Giovanna Borges Bortotto

Resumo


A acumulação crescente e ininterrupta de riqueza material é premissa básica para que se dê a perpetuação do Sistema Capitalista e de seus mercados, trazendo consigo inúmeras particularidades que foram – e ainda são – amplamente exploradas por diversos autores, dentre eles, a referência prima deste trabalho, Karl Marx, mais particularmente em sua obra econômica de maior fôlego, O Capital. Faz-se ampla defesa de que, a partir dos anos 1970, a economia mundial haveria ingressado numa nova fase, de forte exacerbação do mundo das finanças e da acumulação por via financeira.
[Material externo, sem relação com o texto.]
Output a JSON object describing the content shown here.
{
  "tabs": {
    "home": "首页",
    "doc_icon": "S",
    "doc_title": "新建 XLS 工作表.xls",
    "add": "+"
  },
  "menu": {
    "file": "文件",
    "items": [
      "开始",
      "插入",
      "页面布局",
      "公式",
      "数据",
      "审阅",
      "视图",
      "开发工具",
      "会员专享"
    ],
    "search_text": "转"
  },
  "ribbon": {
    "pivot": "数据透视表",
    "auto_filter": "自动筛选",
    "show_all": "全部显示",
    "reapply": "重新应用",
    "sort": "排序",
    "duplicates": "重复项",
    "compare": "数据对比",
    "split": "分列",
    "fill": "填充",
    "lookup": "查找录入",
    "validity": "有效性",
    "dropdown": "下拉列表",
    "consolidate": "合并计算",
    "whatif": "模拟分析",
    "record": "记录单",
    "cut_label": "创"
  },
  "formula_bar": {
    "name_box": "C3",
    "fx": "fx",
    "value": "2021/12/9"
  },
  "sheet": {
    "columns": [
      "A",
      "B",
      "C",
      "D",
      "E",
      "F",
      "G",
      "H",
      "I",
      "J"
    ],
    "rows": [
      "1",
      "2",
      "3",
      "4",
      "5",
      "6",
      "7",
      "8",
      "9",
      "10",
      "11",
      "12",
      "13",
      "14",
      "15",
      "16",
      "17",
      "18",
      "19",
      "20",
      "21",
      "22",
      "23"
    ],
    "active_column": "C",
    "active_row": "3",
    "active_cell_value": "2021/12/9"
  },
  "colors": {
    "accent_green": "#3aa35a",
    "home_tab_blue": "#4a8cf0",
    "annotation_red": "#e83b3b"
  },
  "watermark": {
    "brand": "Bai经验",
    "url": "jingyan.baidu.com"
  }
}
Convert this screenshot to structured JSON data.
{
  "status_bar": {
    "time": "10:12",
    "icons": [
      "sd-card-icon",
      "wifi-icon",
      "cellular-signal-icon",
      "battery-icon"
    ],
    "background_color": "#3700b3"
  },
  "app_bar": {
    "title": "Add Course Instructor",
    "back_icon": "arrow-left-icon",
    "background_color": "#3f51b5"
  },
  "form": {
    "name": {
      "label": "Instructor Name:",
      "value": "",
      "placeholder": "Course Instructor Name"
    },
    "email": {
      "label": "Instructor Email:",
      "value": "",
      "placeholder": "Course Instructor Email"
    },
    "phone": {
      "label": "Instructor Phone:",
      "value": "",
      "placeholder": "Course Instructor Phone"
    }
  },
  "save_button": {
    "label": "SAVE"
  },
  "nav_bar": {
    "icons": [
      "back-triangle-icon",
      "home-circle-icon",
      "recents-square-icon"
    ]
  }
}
A fase que se adentra é de exacerbação da lógica da finança, da especulação financeira, de engenharias financeiras que criam capital fictício como forma de acumulação. Tratando da categoria marxista do “capital fictício”, busca-se analisar os movimentos do capitalismo financeirizado, trazendo maior enfoque para a Crise financeira dos títulos hipotecários gestada nos Estados Unidos a partir de 2007-2008 e buscando as contradições e instabilidades produzidas pela lógica da acumulação financeira.